LINK DUMP #2

All rise and no fall: how Civilization reinforces a dangerous myth –Article from Rock Paper Shotgun — One of the things I’ve been consistently wondering about the direction the franchise has taken is “what is the true cost of my actions?” The negative penalties tied to pollution, global warming and limits to growth  that made older games kind of frustrating have mostly been replaced in newer itterations with choosing just one of several buffs best fit for your playstyle and merely missing out on all the other ones. The world doesn’t work that way.

“It’s just a game,” you might say, “and it doesn’t have to model the world precisely.” I disagree. What we choose to model in games is what we want, or don’t want, our fun to signify—which is why games like Rapelay, Postal etc. get shunned, which is not because they’re not fun to play.

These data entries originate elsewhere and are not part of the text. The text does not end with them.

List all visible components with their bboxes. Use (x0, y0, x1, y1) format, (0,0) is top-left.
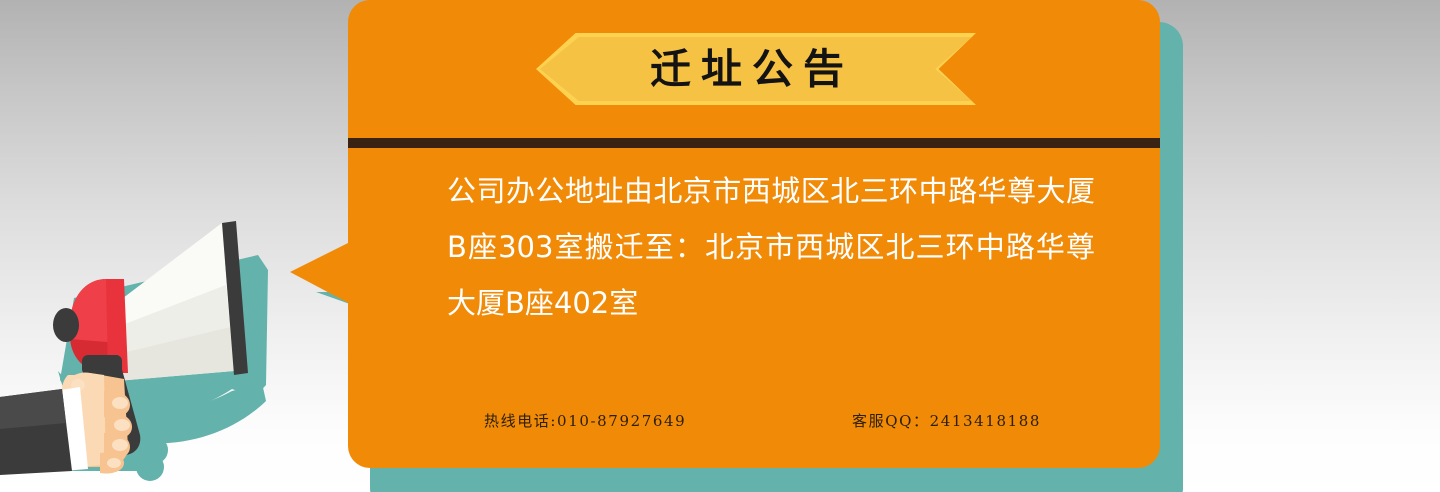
suit-sleeve (0, 389, 72, 475)
announcement-card: 迁址公告 公司办公地址由北京市西城区北三环中路华尊大厦B座303室搬迁至：北京市… (348, 0, 1160, 468)
customer-service-qq-text: 客服QQ：2413418188 (852, 410, 1041, 431)
megaphone-illustration (0, 175, 300, 492)
megaphone-cone (110, 221, 248, 381)
footer-contacts: 热线电话:010-87927649 客服QQ：2413418188 (348, 410, 1160, 438)
announcement-banner-image: 迁址公告 公司办公地址由北京市西城区北三环中路华尊大厦B座303室搬迁至：北京市… (0, 0, 1440, 492)
megaphone-knob (53, 308, 79, 342)
page-title: 迁址公告 (536, 33, 976, 105)
announcement-body: 公司办公地址由北京市西城区北三环中路华尊大厦B座303室搬迁至：北京市西城区北三… (447, 163, 1095, 331)
hotline-text: 热线电话:010-87927649 (484, 410, 686, 431)
header-divider (348, 138, 1160, 148)
title-banner: 迁址公告 (536, 33, 976, 105)
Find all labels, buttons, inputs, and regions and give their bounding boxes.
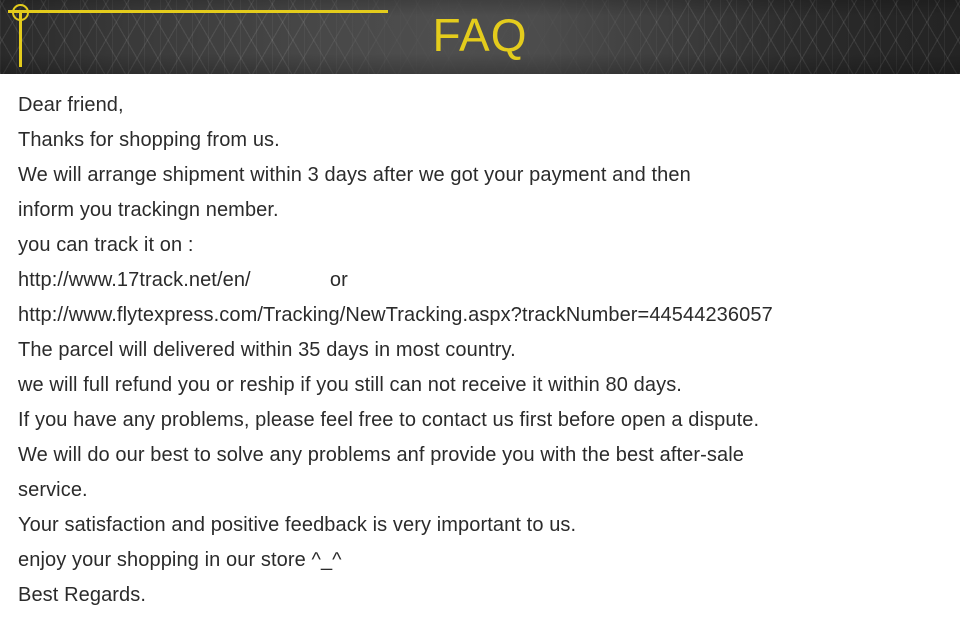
faq-line: Thanks for shopping from us. bbox=[0, 123, 960, 158]
faq-page: FAQ Dear friend, Thanks for shopping fro… bbox=[0, 0, 960, 630]
faq-line-tracking-url-flytexpress: http://www.flytexpress.com/Tracking/NewT… bbox=[0, 298, 960, 333]
faq-line: we will full refund you or reship if you… bbox=[0, 368, 960, 403]
faq-line: Your satisfaction and positive feedback … bbox=[0, 508, 960, 543]
page-title: FAQ bbox=[0, 0, 960, 74]
faq-line: We will do our best to solve any problem… bbox=[0, 438, 960, 473]
faq-line-tracking-url-17track: http://www.17track.net/en/ or bbox=[0, 263, 960, 298]
faq-line: Best Regards. bbox=[0, 578, 960, 613]
faq-line: inform you trackingn nember. bbox=[0, 193, 960, 228]
faq-line: you can track it on : bbox=[0, 228, 960, 263]
faq-content: Dear friend, Thanks for shopping from us… bbox=[0, 74, 960, 613]
faq-banner: FAQ bbox=[0, 0, 960, 74]
faq-line: We will arrange shipment within 3 days a… bbox=[0, 158, 960, 193]
faq-line: Dear friend, bbox=[0, 88, 960, 123]
faq-line: service. bbox=[0, 473, 960, 508]
faq-line: enjoy your shopping in our store ^_^ bbox=[0, 543, 960, 578]
faq-line: The parcel will delivered within 35 days… bbox=[0, 333, 960, 368]
faq-line: If you have any problems, please feel fr… bbox=[0, 403, 960, 438]
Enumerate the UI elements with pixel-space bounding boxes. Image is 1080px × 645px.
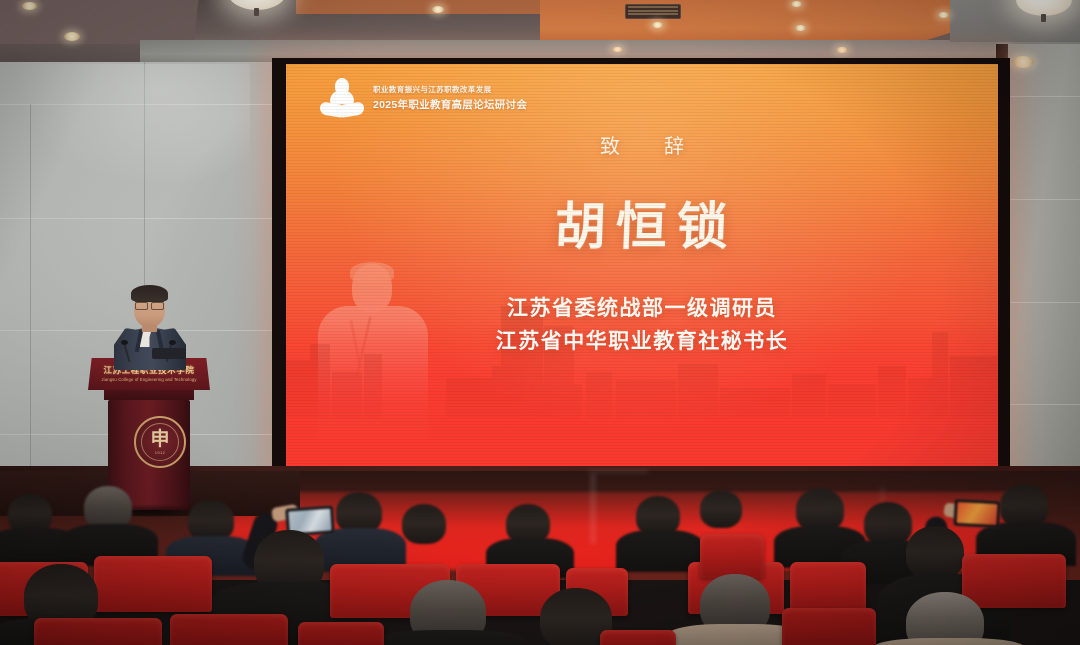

Navigating “the 8th Era” and steering your civilization into deindustrialization after, while, or hopefully before it’s converted the planet into a hollow, lifeless, plastic-ridden husk sounds like tons of fun to me, and even I and my zero hours of experience in game design have thought of great ways sustainability could be added into Civilization, e.g. by turning the late-game into reverse 4X and a kind of survival game. Now THAT would be the breath of fresh air into the franchise Firaxis has been desperately trying to puff out.

No; all this is not about keeping the game fun: it’s about keeping the fantasy intact. Make no mistake: it is clearly political. Just imagine how many Trump supporters and climate change denialists (who are very vocal about it in the comment section in the article above) would just boycott the game if it implented ecology and you’re closer to the real heart of the issue here.

The Story of H What’s up with the letter H? Here’s a very interesting article. Bonus points if you’re a linguist.

This man knows a language spoken by the Sephardite Jews who were kicked out from Spain the same year Colombus (‘Colόn’, who I always like pronouncing in my head as ‘colon’) set out to discover an alternative sea road to the Indies. These Jews settled in the same Ottoman Empire we Greeks have learned to think as ‘intolerant’. As the saying goes, Spain grew poorer and Turkey became richer — and I’m not (just) referring to the financial social niches Jews would occupy historically.

This man is a descendant of those Jews who first settled in Thessaloniki. His family escaped being sent to Auschwitz. He speaks Ladino, a language that’s just like 15th century Castillian Spanish, just without the purifications that it went through over the centuries and with some Hebrew and Turkish words thrown in.

This is what history looks and sounds like.